Dies führte aber auch zu einer Gegenbewegung, von der nun Villaraigosa profitiert hat. In den vergangenen Jahren haben sich in Kalifornien hunderttausende Einwanderer einbürgern und in die Wählerlisten eintragen lassen. Während 1993 bei der vorletzten Bürgermeisterwahl in L.A. nur knapp zehn Prozent der abgegebenen Stimmen von Latinos stammten, waren es jetzt 22 Prozent.
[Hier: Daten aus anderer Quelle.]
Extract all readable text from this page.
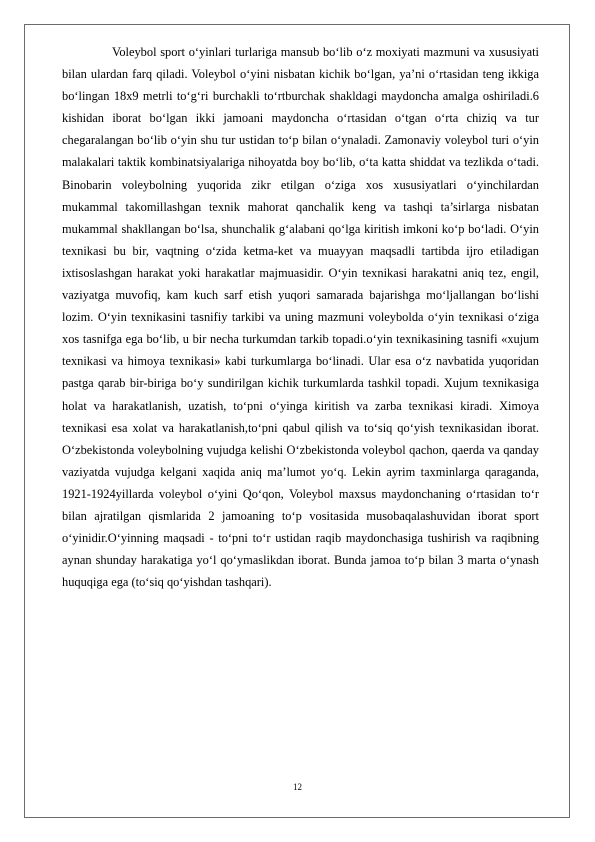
Voleybol sport o‘yinlari turlariga mansub bo‘lib o‘z moxiyati mazmuni va xususiyati bilan ulardan farq qiladi. Voleybol o‘yini nisbatan kichik bo‘lgan, ya’ni o‘rtasidan teng ikkiga bo‘lingan 18x9 metrli to‘g‘ri burchakli to‘rtburchak shakldagi maydoncha amalga oshiriladi.6 kishidan iborat bo‘lgan ikki jamoani maydoncha o‘rtasidan o‘tgan o‘rta chiziq va tur chegaralangan bo‘lib o‘yin shu tur ustidan to‘p bilan o‘ynaladi. Zamonaviy voleybol turi o‘yin malakalari taktik kombinatsiyalariga nihoyatda boy bo‘lib, o‘ta katta shiddat va tezlikda o‘tadi. Binobarin voleybolning yuqorida zikr etilgan o‘ziga xos xususiyatlari o‘yinchilardan mukammal takomillashgan texnik mahorat qanchalik keng va tashqi ta’sirlarga nisbatan mukammal shakllangan bo‘lsa, shunchalik g‘alabani qo‘lga kiritish imkoni ko‘p bo‘ladi. O‘yin texnikasi bu bir, vaqtning o‘zida ketma-ket va muayyan maqsadli tartibda ijro etiladigan ixtisoslashgan harakat yoki harakatlar majmuasidir. O‘yin texnikasi harakatni aniq tez, engil, vaziyatga muvofiq, kam kuch sarf etish yuqori samarada bajarishga mo‘ljallangan bo‘lishi lozim. O‘yin texnikasini tasnifiy tarkibi va uning mazmuni voleybolda o‘yin texnikasi o‘ziga xos tasnifga ega bo‘lib, u bir necha turkumdan tarkib topadi.o‘yin texnikasining tasnifi «xujum texnikasi va himoya texnikasi» kabi turkumlarga bo‘linadi. Ular esa o‘z navbatida yuqoridan pastga qarab bir-biriga bo‘y sundirilgan kichik turkumlarda tashkil topadi. Xujum texnikasiga holat va harakatlanish, uzatish, to‘pni o‘yinga kiritish va zarba texnikasi kiradi. Ximoya texnikasi esa xolat va harakatlanish,to‘pni qabul qilish va to‘siq qo‘yish texnikasidan iborat. O‘zbekistonda voleybolning vujudga kelishi O‘zbekistonda voleybol qachon, qaerda va qanday vaziyatda vujudga kelgani xaqida aniq ma’lumot yo‘q. Lekin ayrim taxminlarga qaraganda, 1921-1924yillarda voleybol o‘yini Qo‘qon, Voleybol maxsus maydonchaning o‘rtasidan to‘r bilan ajratilgan qismlarida 2 jamoaning to‘p vositasida musobaqalashuvidan iborat sport o‘yinidir.O‘yinning maqsadi - to‘pni to‘r ustidan raqib maydonchasiga tushirish va raqibning aynan shunday harakatiga yo‘l qo‘ymaslikdan iborat. Bunda jamoa to‘p bilan 3 marta o‘ynash huquqiga ega (to‘siq qo‘yishdan tashqari).

12
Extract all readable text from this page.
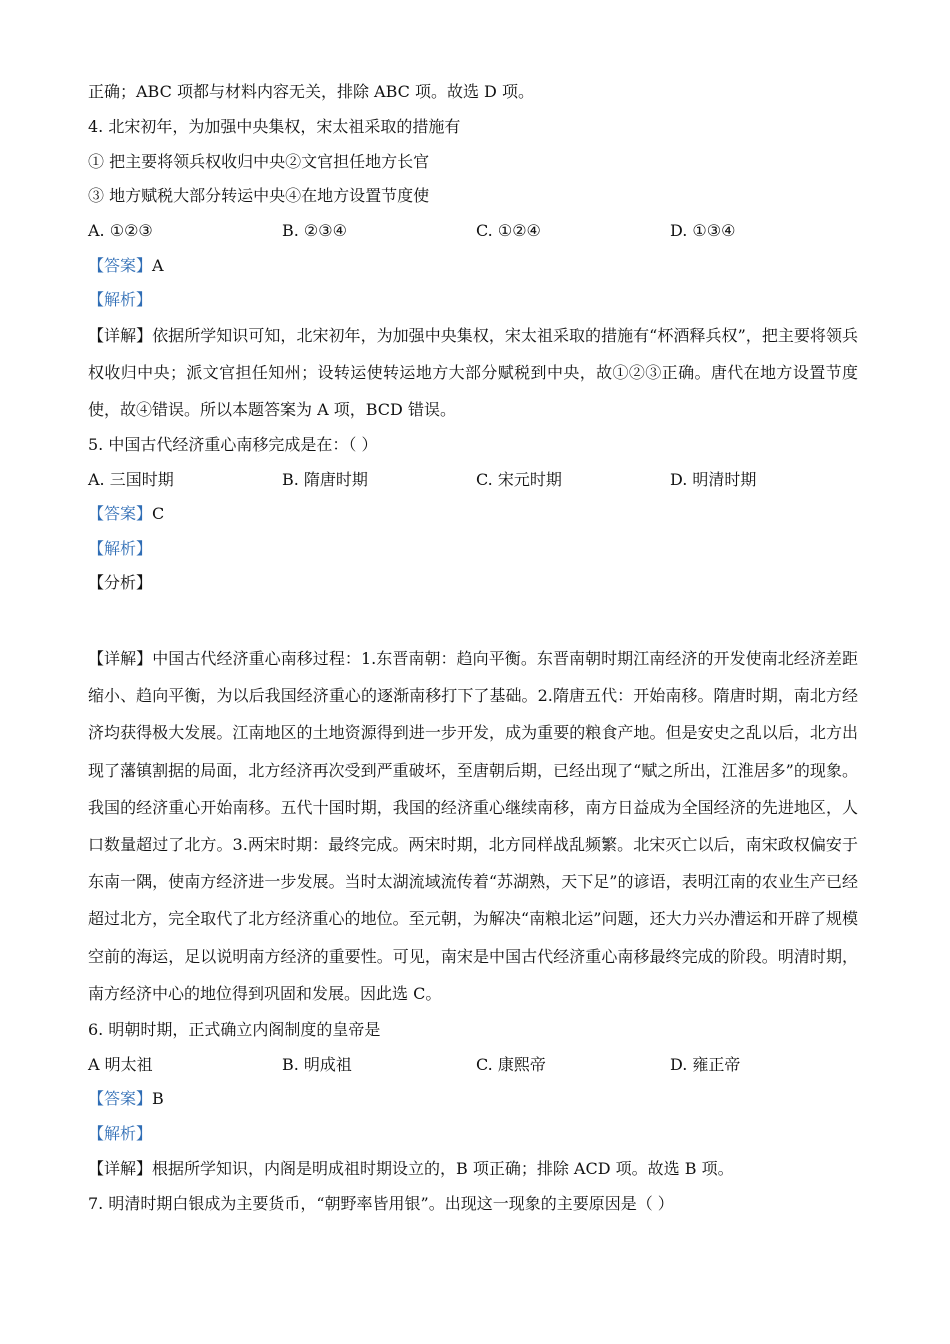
正确；ABC 项都与材料内容无关，排除 ABC 项。故选 D 项。
4. 北宋初年，为加强中央集权，宋太祖采取的措施有
① 把主要将领兵权收归中央②文官担任地方长官
③ 地方赋税大部分转运中央④在地方设置节度使
A. ①②③	B. ②③④	C. ①②④	D. ①③④
【答案】A
【解析】
【详解】依据所学知识可知，北宋初年，为加强中央集权，宋太祖采取的措施有“杯酒释兵权”，把主要将领兵权收归中央；派文官担任知州；设转运使转运地方大部分赋税到中央，故①②③正确。唐代在地方设置节度使，故④错误。所以本题答案为 A 项，BCD 错误。
5. 中国古代经济重心南移完成是在：（ ）
A. 三国时期	B. 隋唐时期	C. 宋元时期	D. 明清时期
【答案】C
【解析】
【分析】
【详解】中国古代经济重心南移过程：1.东晋南朝：趋向平衡。东晋南朝时期江南经济的开发使南北经济差距缩小、趋向平衡，为以后我国经济重心的逐渐南移打下了基础。2.隋唐五代：开始南移。隋唐时期，南北方经济均获得极大发展。江南地区的土地资源得到进一步开发，成为重要的粮食产地。但是安史之乱以后，北方出现了藩镇割据的局面，北方经济再次受到严重破坏，至唐朝后期，已经出现了“赋之所出，江淮居多”的现象。我国的经济重心开始南移。五代十国时期，我国的经济重心继续南移，南方日益成为全国经济的先进地区，人口数量超过了北方。3.两宋时期：最终完成。两宋时期，北方同样战乱频繁。北宋灭亡以后，南宋政权偏安于东南一隅，使南方经济进一步发展。当时太湖流域流传着“苏湖熟，天下足”的谚语，表明江南的农业生产已经超过北方，完全取代了北方经济重心的地位。至元朝，为解决“南粮北运”问题，还大力兴办漕运和开辟了规模空前的海运，足以说明南方经济的重要性。可见，南宋是中国古代经济重心南移最终完成的阶段。明清时期，南方经济中心的地位得到巩固和发展。因此选 C。
6. 明朝时期，正式确立内阁制度的皇帝是
A 明太祖	B. 明成祖	C. 康熙帝	D. 雍正帝
【答案】B
【解析】
【详解】根据所学知识，内阁是明成祖时期设立的，B 项正确；排除 ACD 项。故选 B 项。
7. 明清时期白银成为主要货币，“朝野率皆用银”。出现这一现象的主要原因是（ ）
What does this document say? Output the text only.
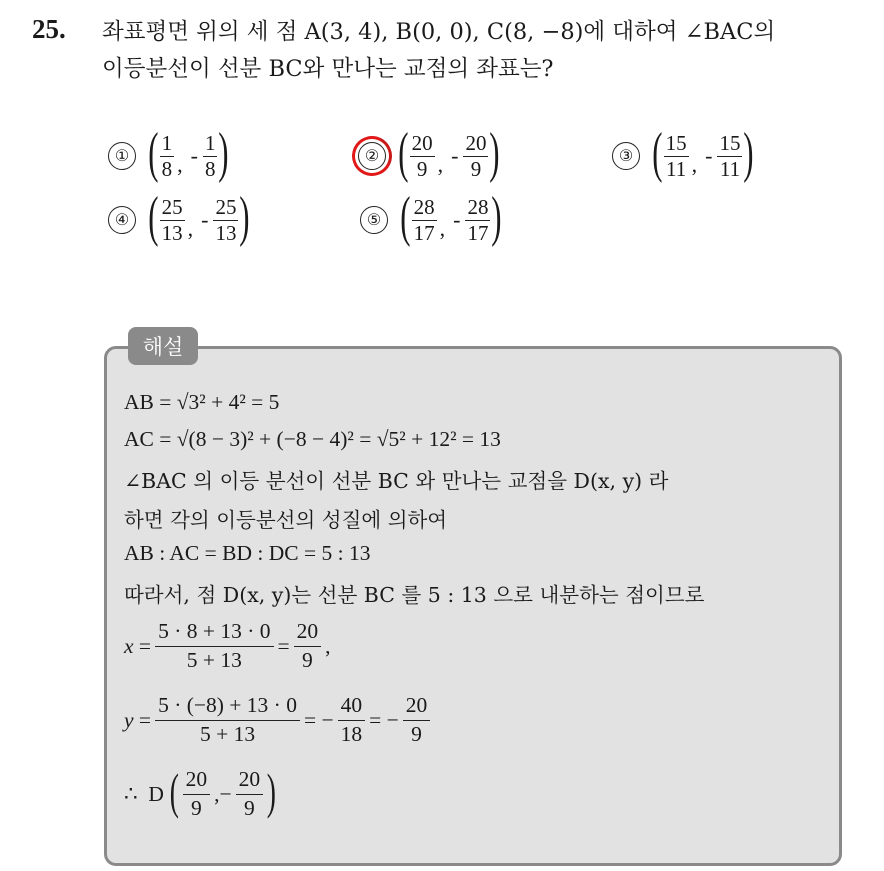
25. 좌표평면 위의 세 점 A(3, 4), B(0, 0), C(8, −8)에 대하여 ∠BAC의
이등분선이 선분 BC와 만나는 교점의 좌표는?
① ( $\frac{1}{8}$ , - $\frac{1}{8}$ )	② ( $\frac{20}{9}$ , - $\frac{20}{9}$ )	③ ( $\frac{15}{11}$ , - $\frac{15}{11}$ )
④ ( $\frac{25}{13}$ , - $\frac{25}{13}$ )	⑤ ( $\frac{28}{17}$ , - $\frac{28}{17}$ )
해설
AB = √3² + 4² = 5
AC = √(8 − 3)² + (−8 − 4)² = √5² + 12² = 13
∠BAC 의 이등 분선이 선분 BC 와 만나는 교점을 D(x, y) 라
하면 각의 이등분선의 성질에 의하여
AB : AC = BD : DC = 5 : 13
따라서, 점 D(x, y)는 선분 BC 를 5 : 13 으로 내분하는 점이므로
x =
5 · 8 + 13 · 0
5 + 13
=
20
9
,
y =
5 · (−8) + 13 · 0
5 + 13
= −
40
18
= −
20
9
∴  D ( 20
9
,−
20
9 )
Die aufgeklärteren Teile des Establishments ziehen ihre Konsequenzen. So rief die Los Angeles Times in einem Kommentar zur Wahl von Villaraigosa auf: »Die Stadt hat sich verändert und wird sich weiter verändern, auch wenn die älteren Einwohner dagegen schimpfen - oder dagegen stimmen. Das alte Los Angeles kann nur hoffen, dass der Wechsel in Form eines flexiblen Kandidaten wie Villaraigosa geschieht.« Denn die Alternative dazu wäre ein Bewerber, der viel direkter »Latino-Interessen« vertritt. Selbst der bisherige Bürgermeister, der weiße Republikaner Richard Riordan, unterstützte nicht Hahn, dem er politisch näher stand, sondern Villaraigosa. Wahrscheinlich ein Kuhhandel. Denn Riordan will im kommenden Jahr bei den kalifornischen Gouverneurswahlen antreten. Und da braucht er die Stimmen der Latinos.